Y ahora nos atrevemos a dar un paso más: si sabemos que no tienen razón,
¿por qué siguen ganando la batalla en el plano de la realidad?, ¿por qué
sigue vigente la prohibición? Si sólo defendieran el prohibicionismo los
pocos que se benefician −los empresarios con intereses en el sector, los
gobernantes, los guardianes a su servicio, los pseudocientíficos y los
funcionarios que viven del tinglado−, serían muy pocos. Lo malo −y aquí
está la solución al enigma− es que el ciudadano medio, llevado por el
miedo y la ignorancia, sigue creyendo su propaganda disfrazada de
información objetiva. Lo queramos o no, el servilismo, la ignorancia y
el deseo de llevar una vida cómoda, sin complicaciones, es lo que mueve
a la mayoría de personas, y es lo que hace posible y legitima las
sinrazones de nuestros gobernantes, tanto en este asunto como en todos
los relacionados con la política.
Como suele suceder, lo que falta es cultura y sentido crítico. Cuando
alguien está bien documentado puede elegir libremente, pero no antes. La
actitud contraria, la predominante, absorbida por las mentes de la
mayoría, consiste en criticar y censurar sin antes conocer, aceptar los
estereotipos que nos inculcan los dirigentes y quienes están a su lado.

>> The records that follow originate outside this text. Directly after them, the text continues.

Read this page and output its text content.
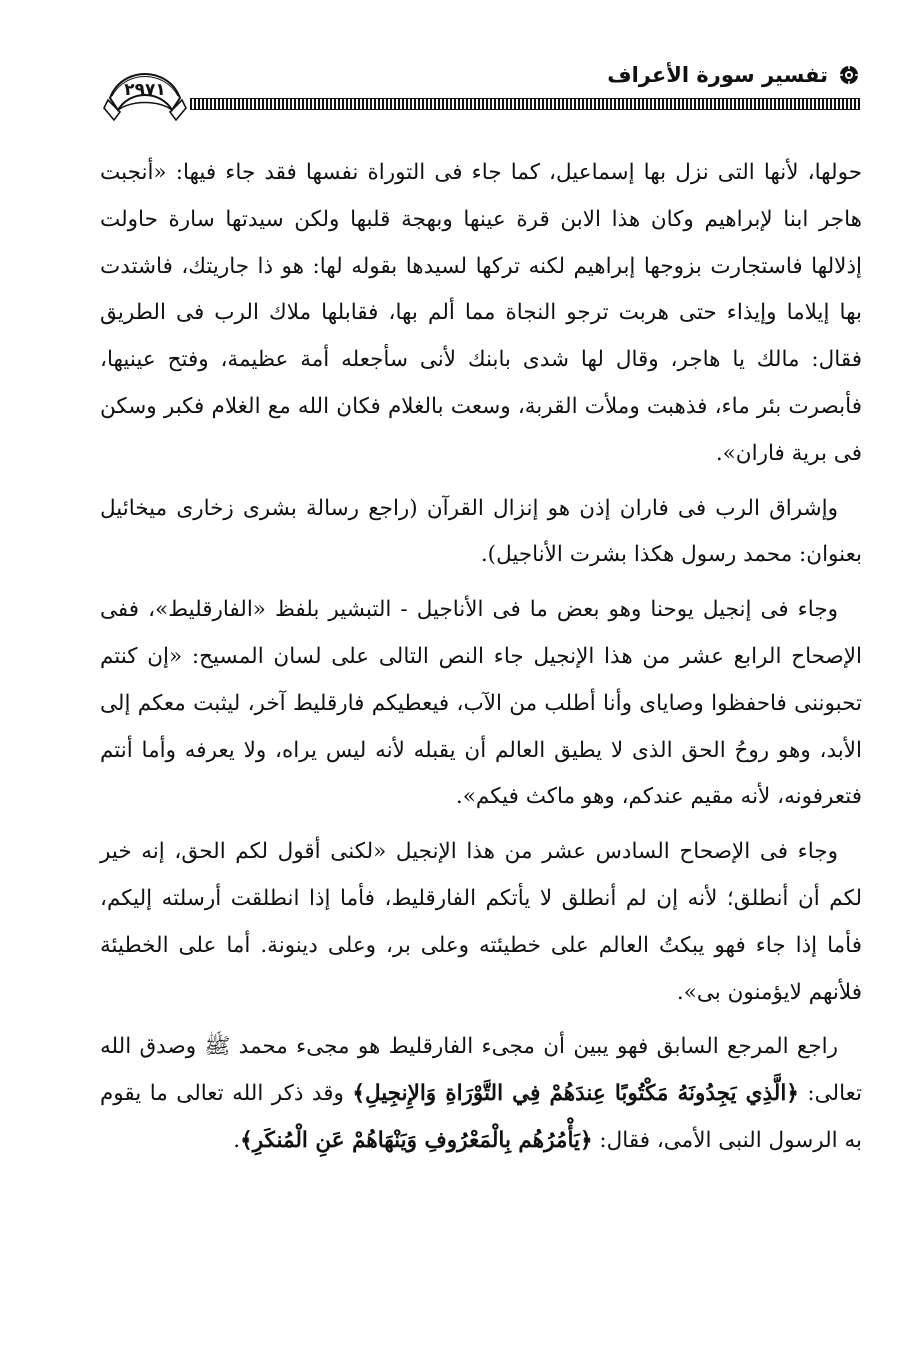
٢٩٧١
تفسير سورة الأعراف

حولها، لأنها التى نزل بها إسماعيل، كما جاء فى التوراة نفسها فقد جاء فيها: «أنجبت هاجر ابنا لإبراهيم وكان هذا الابن قرة عينها وبهجة قلبها ولكن سيدتها سارة حاولت إذلالها فاستجارت بزوجها إبراهيم لكنه تركها لسيدها بقوله لها: هو ذا جاريتك، فاشتدت بها إيلاما وإيذاء حتى هربت ترجو النجاة مما ألم بها، فقابلها ملاك الرب فى الطريق فقال: مالك يا هاجر، وقال لها شدى بابنك لأنى سأجعله أمة عظيمة، وفتح عينيها، فأبصرت بئر ماء، فذهبت وملأت القربة، وسعت بالغلام فكان الله مع الغلام فكبر وسكن فى برية فاران».

وإشراق الرب فى فاران إذن هو إنزال القرآن (راجع رسالة بشرى زخارى ميخائيل بعنوان: محمد رسول هكذا بشرت الأناجيل).

وجاء فى إنجيل يوحنا وهو بعض ما فى الأناجيل - التبشير بلفظ «الفارقليط»، ففى الإصحاح الرابع عشر من هذا الإنجيل جاء النص التالى على لسان المسيح: «إن كنتم تحبوننى فاحفظوا وصاياى وأنا أطلب من الآب، فيعطيكم فارقليط آخر، ليثبت معكم إلى الأبد، وهو روحُ الحق الذى لا يطيق العالم أن يقبله لأنه ليس يراه، ولا يعرفه وأما أنتم فتعرفونه، لأنه مقيم عندكم، وهو ماكث فيكم».

وجاء فى الإصحاح السادس عشر من هذا الإنجيل «لكنى أقول لكم الحق، إنه خير لكم أن أنطلق؛ لأنه إن لم أنطلق لا يأتكم الفارقليط، فأما إذا انطلقت أرسلته إليكم، فأما إذا جاء فهو يبكتُ العالم على خطيئته وعلى بر، وعلى دينونة. أما على الخطيئة فلأنهم لايؤمنون بى».

راجع المرجع السابق فهو يبين أن مجىء الفارقليط هو مجىء محمد ﷺ وصدق الله تعالى: ﴿الَّذِي يَجِدُونَهُ مَكْتُوبًا عِندَهُمْ فِي التَّوْرَاةِ وَالإِنجِيلِ﴾ وقد ذكر الله تعالى ما يقوم به الرسول النبى الأمى، فقال: ﴿يَأْمُرُهُم بِالْمَعْرُوفِ وَيَنْهَاهُمْ عَنِ الْمُنكَرِ﴾.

Para decidir en todos los asuntos de la vida, y en especial en
cuestiones tan complicadas como ésta, hay que estar informado y no
dejarse llevar por demagogos, charlatanes, rumores de la calle y medios
de comunicación manipulados.
¿Queda algún argumento racional para defender la prohibición del consumo
de todo aquello que queramos, dejando a un lado posturas dogmáticas,
interesadas, prejuicios sin fundamento y posiciones mediatizadas por
malas experiencias propias o de algún familiar? Seguramente no; ni
tampoco para la organización de esas inútiles campañas anti-droga,
simple escaparate para que instituciones, organismos oficiales y
dirigentes políticos mejoren su imagen, y con las que la ciudadanía es
engañada y manipulada. ¿Hay en ellas algo más que la hipocresía de unos
y la ingenuidad de otros?
Juan
Carlos Ruiz Franco es profesor de Filosofía, nutricionista deportivo y
autor del libro “Drogas Inteligentes” (http://www.drogasinteligentes.com)
[1]
Escohotado, Antonio: Historia General de las Drogas,
Espasa Calpe.
Usó, Juan Carlos: Drogas y cultura de masas (España
1855-1995), Taurus y Spanish trip (La aventura
psiquedélica en España), La Liebre de Marzo.
2
Thomas Szasz, profesor de psiquiatría, ha escrito sobre dos
temas relacionados con lo que hemos expuesto:
Nuestro derecho a las drogas,
Anagrama,
El mito de la enfermedad mental,
Amorrortu y
La fabricación de la locura,
Editorial Kairós.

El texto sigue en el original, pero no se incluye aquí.